La
joven mujer se peinaba frente al espejo. Su larga cabellera negro
azabache le daba un gran trabajo cada vez que decidía peinarse,
debiendo estar a veces más de una hora pasando el peine por su
cabello para lograr darle al menos un orden mínimo que le permitiera
estar presentable para el mundo. Su pálida tez contrastaba con su
oscura cabellera dándole un aspecto de enferma para quienes la
veían, cosa que por lo demás nunca le había importado; de hecho
para completar el cuadro pintaba sus labios de un color rosado
pálido, lo que le daba un aspecto más demacrado aún a su rostro.
La
joven mujer terminó al fin de peinarse, por lo que había llegado el
momento de vestirse. Su actitud frente a la vida siempre había sido
ser llamativa, por lo que se puso un largo vestido de encaje negro
que apenas dejaba ver el borde superior de su cuello y que la cubría
hasta los talones. Sabía que el color de su traje complicaba más
aún la palidez de su rostro, pero ello le acomodaba al saber que
incomodaba a quienes la miraban. Pese a ello siempre había algún
hombre que se acercaba a ella cuando iba a beber a algún bar, ya
fuera por curiosidad o por atracción física. Así, nunca la mujer
estaba sola si no era esa su decisión.
La
joven mujer ya estaba lista para salir. Tomó su pequeño bolso y se
acercó a la puerta de su vieja casona, heredada de su familia hacía
ya cerca de seis generaciones. Muchas veces durante su vida sendas
empresas constructoras se habían acercado a ella para comprar la
edificación, demolerla, y construir en su lugar un edificio; sin
embargo el apego que la mujer sentía por el lugar le hacía
imposible pensar en venderlo y cambiarlo por otro. En esa casa había
nacido y en esa casa viviría el resto de sus días. Justo antes de
salir recordó que no había desayunado, por lo que debió desandar
sus pasos para comer algo antes de salir.
La
joven mujer ahora sí estaba lista para salir. De pronto se miró en
el espejo que había detrás de la puerta de entrada y vio un hilo
rojo cayendo de su boca.

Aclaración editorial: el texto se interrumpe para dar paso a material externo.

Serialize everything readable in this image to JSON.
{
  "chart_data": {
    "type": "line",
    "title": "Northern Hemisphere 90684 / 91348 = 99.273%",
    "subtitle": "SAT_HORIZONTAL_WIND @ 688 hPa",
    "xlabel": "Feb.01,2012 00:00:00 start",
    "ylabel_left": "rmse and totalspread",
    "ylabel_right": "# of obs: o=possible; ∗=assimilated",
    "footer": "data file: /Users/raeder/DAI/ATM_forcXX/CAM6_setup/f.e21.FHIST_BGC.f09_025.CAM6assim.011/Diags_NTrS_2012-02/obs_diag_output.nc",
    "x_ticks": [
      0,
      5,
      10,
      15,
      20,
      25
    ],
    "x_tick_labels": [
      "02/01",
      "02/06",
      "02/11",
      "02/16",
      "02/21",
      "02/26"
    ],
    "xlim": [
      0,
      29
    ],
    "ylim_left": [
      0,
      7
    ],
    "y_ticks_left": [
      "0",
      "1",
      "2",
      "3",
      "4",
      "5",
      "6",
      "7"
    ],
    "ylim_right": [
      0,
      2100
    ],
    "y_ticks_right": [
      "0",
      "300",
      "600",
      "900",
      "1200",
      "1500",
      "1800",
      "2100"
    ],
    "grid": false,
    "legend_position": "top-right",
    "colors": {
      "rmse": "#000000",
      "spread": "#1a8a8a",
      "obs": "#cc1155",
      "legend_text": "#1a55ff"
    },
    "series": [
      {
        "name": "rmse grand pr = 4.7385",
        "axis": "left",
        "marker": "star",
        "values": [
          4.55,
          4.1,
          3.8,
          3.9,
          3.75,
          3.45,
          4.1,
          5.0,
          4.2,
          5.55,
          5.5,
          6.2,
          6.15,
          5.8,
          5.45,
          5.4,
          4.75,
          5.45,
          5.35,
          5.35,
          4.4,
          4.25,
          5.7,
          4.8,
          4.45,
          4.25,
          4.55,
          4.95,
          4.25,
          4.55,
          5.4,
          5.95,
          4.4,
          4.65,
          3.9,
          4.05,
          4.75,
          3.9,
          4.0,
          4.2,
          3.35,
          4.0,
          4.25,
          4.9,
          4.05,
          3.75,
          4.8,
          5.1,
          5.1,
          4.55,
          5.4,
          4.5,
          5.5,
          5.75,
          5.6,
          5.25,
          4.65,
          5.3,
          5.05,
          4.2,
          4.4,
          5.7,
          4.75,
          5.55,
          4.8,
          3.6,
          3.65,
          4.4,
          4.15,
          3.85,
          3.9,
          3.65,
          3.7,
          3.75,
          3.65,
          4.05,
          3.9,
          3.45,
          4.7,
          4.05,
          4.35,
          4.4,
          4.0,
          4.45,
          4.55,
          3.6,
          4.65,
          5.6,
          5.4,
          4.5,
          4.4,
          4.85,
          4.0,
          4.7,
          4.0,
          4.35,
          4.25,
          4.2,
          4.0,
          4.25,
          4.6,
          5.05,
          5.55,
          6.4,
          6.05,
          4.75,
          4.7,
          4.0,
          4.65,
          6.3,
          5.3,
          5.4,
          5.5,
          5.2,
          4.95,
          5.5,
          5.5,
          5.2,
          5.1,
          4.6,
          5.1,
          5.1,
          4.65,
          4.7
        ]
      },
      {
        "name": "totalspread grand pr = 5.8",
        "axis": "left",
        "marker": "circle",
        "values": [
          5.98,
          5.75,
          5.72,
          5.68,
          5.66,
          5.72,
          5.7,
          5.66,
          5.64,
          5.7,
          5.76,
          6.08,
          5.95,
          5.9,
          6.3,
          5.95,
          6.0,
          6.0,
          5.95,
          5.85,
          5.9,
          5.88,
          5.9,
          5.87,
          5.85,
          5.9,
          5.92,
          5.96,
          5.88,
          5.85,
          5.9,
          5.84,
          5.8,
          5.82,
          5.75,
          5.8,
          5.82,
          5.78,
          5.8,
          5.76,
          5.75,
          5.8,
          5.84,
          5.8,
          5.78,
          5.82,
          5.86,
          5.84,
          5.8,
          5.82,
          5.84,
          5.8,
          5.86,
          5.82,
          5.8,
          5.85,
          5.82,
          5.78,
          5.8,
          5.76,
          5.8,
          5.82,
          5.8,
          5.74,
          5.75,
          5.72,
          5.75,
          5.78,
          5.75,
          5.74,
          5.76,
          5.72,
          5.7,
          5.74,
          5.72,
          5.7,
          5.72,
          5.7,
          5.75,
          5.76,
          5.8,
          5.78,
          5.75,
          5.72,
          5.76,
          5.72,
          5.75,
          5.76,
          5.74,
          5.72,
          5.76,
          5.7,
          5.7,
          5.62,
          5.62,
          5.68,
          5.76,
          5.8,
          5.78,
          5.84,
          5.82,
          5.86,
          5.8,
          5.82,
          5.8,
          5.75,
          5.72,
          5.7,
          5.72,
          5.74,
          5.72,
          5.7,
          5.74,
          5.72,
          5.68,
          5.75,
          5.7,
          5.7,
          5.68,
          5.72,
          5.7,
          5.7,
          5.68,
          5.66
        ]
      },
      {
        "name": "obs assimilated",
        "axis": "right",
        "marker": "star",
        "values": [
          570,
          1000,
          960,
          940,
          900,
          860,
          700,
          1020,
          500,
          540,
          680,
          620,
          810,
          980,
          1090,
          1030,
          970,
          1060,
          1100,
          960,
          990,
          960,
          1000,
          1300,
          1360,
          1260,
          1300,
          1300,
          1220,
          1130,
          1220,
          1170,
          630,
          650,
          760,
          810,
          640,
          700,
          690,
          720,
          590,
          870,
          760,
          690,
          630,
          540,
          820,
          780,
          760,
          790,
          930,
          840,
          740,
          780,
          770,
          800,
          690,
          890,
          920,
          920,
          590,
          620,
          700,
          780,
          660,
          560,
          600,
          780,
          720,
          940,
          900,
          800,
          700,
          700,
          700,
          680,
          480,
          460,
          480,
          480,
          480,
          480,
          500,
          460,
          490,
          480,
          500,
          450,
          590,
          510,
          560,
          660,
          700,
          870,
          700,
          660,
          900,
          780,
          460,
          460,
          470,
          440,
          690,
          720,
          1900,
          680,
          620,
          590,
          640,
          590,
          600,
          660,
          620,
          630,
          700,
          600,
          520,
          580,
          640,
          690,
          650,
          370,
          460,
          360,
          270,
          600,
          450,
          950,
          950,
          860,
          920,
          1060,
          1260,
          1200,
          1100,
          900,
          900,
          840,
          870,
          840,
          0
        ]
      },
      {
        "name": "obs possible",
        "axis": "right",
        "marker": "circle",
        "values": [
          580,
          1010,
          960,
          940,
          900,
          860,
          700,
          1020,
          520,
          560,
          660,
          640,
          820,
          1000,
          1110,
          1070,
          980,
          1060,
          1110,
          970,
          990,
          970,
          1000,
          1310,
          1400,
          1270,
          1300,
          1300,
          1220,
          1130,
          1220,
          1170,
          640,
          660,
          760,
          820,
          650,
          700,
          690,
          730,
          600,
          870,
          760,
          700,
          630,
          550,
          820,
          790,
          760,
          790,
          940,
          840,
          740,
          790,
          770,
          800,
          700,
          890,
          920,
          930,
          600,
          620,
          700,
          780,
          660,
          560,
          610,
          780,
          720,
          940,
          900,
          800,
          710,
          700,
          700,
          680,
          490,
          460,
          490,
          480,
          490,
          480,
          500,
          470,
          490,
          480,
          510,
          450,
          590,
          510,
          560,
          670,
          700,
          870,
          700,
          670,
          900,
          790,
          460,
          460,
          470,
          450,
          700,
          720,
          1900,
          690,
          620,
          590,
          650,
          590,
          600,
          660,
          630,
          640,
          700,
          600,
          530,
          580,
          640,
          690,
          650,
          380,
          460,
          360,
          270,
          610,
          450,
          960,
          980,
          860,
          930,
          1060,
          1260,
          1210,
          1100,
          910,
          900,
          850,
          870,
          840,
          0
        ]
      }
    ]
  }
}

De inmediato se dirigió al baño para
limpiar la sangre que había caído de su boca al comer el brazo de
uno de los cuerpos que guardaba en el sótano de su casa. Antes de
salir volvió al sótano a revisar: esa noche debería capturar una
nueva víctima, pues sólo le quedaban un brazo, una pierna, y un
muchacho vivo, lo que no le alcanzaría para más de tres días.